Bush Shows Intelligence Yet Again
George W. Bush, long known for his diminutive intellect, has embarassed America again.
Speaking to British Prime Minister Tony Blair on the last day of the G8 Summit in St. Petersburg, Russia, Bush was heard on
an open microphone saying Syria needs to "get Hezbollah to stop doing this shit" in it's current conflict with Israel. Bush
then told Blair he'd like to "taste Elizabeth Hurley's crumpet," but was afraid he'd catch something because of her former
boyfriend, Hugh Grant's, habit of picking up street whores. Bush also asked Blair if the Spice Girls were related to the Morton
Salt girl or adult film star Jeanne Pepper. Less than two and a half years left, folks.
LIES OF THE WEEK
Fox News offers balanced, unbiased coverage of world events.

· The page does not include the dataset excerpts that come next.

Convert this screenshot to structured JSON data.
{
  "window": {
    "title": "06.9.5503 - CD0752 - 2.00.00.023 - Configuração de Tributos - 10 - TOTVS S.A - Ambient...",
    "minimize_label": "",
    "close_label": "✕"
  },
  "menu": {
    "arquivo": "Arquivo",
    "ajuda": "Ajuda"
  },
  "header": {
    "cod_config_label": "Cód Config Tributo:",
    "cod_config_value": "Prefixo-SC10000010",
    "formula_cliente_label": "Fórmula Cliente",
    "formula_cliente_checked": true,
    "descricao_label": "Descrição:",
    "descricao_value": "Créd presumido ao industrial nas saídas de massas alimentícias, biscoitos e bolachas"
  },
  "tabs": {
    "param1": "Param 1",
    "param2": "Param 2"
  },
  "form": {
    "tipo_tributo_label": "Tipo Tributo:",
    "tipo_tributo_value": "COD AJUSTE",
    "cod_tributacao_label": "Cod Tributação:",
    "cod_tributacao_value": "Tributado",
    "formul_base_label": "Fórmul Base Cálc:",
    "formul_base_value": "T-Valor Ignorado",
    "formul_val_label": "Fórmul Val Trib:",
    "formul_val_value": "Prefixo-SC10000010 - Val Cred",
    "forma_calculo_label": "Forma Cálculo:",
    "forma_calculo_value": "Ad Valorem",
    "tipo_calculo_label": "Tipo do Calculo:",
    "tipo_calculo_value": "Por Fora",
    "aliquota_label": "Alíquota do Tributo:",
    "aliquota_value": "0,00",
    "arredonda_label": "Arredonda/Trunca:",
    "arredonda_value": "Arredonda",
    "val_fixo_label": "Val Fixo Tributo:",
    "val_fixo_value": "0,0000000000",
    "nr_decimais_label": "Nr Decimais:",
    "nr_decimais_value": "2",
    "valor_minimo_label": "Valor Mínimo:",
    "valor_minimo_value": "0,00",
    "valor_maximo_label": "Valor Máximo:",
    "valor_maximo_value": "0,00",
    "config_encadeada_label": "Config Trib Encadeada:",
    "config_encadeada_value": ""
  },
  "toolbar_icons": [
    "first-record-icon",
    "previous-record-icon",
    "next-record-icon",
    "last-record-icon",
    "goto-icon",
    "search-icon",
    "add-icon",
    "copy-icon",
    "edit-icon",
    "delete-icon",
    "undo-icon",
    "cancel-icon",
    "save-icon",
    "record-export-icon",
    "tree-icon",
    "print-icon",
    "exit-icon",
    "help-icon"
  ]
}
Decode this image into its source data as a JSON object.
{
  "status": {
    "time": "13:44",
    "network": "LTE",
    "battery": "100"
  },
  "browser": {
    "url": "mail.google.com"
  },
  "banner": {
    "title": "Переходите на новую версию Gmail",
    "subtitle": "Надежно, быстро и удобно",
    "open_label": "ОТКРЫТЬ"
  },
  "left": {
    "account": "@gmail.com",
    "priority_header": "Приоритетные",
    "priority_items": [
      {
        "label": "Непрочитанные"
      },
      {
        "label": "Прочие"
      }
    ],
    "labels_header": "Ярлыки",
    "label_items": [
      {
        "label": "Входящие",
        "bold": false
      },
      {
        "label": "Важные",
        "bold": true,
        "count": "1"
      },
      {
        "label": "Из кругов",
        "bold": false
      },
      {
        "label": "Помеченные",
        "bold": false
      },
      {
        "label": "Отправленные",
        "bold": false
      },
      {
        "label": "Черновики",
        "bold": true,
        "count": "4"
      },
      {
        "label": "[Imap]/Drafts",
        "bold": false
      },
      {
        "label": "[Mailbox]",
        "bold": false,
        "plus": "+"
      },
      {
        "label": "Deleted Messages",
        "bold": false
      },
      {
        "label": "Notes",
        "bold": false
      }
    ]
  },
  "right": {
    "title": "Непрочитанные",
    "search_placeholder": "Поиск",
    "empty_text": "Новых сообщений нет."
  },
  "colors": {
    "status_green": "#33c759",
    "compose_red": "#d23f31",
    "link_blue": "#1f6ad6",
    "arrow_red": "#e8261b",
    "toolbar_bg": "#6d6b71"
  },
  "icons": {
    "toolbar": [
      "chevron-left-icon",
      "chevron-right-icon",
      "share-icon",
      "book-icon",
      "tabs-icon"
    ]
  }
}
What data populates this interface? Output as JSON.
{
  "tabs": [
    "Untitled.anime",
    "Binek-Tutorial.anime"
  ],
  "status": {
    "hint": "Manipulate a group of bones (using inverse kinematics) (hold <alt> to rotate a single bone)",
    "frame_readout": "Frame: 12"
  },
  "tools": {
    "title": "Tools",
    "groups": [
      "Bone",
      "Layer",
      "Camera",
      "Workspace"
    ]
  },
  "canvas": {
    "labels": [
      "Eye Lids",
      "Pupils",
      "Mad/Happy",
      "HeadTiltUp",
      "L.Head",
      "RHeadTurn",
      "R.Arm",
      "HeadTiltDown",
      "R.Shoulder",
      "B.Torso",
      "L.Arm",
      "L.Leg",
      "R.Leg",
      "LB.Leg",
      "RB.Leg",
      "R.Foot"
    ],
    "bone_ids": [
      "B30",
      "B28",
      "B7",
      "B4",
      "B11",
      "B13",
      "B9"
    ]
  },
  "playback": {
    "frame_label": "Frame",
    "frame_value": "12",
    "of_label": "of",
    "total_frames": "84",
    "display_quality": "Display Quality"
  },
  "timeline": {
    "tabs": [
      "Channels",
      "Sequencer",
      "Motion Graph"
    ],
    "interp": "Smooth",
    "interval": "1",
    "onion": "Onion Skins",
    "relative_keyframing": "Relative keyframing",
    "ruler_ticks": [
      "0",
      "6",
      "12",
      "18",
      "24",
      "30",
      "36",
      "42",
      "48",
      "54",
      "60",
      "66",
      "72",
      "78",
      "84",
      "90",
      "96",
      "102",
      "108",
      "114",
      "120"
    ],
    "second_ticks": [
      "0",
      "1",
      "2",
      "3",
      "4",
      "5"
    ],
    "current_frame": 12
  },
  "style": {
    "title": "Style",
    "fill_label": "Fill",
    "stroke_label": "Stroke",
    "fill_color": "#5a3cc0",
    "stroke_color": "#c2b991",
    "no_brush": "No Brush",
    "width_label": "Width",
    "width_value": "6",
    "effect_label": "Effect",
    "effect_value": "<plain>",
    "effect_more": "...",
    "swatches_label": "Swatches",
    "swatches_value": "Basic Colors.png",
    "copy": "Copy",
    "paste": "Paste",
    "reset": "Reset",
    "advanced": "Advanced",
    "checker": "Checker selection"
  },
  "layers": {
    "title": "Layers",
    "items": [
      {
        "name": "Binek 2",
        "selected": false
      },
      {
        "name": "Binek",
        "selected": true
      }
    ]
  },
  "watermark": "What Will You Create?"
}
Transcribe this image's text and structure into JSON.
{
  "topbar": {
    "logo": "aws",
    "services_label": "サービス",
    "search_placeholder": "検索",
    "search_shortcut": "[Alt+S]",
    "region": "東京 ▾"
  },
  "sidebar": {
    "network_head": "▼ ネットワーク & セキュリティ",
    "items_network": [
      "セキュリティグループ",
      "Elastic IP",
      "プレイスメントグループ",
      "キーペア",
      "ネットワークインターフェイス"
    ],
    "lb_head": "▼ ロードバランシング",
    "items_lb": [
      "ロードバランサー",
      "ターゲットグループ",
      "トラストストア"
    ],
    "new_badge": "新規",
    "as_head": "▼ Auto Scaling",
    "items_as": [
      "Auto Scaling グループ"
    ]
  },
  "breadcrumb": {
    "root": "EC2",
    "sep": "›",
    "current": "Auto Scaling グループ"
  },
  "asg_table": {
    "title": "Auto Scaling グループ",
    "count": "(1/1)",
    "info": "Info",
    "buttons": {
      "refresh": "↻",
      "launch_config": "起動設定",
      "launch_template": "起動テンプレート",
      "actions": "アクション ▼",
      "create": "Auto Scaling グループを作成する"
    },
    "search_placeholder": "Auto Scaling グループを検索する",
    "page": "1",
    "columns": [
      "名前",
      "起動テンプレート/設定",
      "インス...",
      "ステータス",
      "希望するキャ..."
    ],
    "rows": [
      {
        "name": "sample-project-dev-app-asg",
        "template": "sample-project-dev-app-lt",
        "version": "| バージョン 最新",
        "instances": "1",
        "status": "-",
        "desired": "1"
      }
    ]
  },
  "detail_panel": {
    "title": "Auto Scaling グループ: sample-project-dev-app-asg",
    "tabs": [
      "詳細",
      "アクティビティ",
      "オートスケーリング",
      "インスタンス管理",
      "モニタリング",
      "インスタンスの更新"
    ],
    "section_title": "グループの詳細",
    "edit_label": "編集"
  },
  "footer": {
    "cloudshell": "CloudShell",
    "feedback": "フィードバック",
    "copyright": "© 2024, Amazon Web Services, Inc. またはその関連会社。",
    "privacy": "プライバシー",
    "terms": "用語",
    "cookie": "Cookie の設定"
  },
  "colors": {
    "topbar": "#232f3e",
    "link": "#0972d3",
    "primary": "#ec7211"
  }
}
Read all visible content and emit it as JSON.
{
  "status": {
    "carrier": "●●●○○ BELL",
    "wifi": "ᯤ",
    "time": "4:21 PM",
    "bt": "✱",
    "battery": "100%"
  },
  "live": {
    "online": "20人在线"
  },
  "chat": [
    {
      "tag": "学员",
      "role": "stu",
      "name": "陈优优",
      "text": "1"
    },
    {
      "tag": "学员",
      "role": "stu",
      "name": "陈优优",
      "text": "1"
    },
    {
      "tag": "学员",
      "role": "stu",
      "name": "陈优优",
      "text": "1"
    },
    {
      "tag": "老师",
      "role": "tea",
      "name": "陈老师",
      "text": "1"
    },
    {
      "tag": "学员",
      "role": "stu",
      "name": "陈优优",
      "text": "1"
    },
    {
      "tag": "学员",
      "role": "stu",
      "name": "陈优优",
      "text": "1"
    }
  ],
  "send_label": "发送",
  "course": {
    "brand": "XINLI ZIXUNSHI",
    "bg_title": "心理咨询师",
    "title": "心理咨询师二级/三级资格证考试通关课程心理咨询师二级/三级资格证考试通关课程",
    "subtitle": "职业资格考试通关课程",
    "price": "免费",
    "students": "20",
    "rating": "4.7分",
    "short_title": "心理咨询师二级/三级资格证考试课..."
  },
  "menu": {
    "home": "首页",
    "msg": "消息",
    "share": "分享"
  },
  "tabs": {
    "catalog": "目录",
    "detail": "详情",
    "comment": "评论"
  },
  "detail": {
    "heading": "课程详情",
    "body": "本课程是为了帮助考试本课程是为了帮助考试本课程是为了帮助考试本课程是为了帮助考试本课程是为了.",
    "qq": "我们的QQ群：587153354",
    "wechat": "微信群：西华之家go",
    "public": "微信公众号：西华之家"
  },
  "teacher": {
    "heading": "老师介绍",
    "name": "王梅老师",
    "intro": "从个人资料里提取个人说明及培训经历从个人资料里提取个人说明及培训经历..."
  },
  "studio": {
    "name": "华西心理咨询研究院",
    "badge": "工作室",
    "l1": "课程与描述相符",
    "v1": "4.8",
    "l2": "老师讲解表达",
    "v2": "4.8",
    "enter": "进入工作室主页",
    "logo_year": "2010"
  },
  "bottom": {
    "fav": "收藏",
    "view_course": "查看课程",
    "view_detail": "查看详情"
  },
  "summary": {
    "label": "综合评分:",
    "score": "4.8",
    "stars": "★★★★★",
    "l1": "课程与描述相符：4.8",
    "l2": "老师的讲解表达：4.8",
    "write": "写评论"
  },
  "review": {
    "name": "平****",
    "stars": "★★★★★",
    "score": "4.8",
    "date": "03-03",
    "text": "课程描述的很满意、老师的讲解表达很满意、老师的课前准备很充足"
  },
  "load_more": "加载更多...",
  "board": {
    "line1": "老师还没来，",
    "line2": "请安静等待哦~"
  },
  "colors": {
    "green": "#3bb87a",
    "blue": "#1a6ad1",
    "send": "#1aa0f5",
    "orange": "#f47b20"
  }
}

The death of more than 2500 American sons and daughters in Iraq is a small price to pay to secure the right of the Iraqi
people to vote.
The stench emanating from Lincoln Paper and Tissue has been proven to cure baldness, obesity, erectile dysfunction, flatulence,
shingles, halitosis, warts, angina, vaginal dryness, scurvy, hemorrhoids, pink eye, ulcers, bunions, cold sores, ear infections,
yeast infections, pyorrhea, diarrhea, psoriasis, foot odor, sclerosis, and insanity.
Pregnant Anna Nicole Smith knows who the father of her baby is.
Israel never overreacts.
Hezbollah has never been linked to terrorism.
Terrell Owens isn't the biggest asshole in the NFL.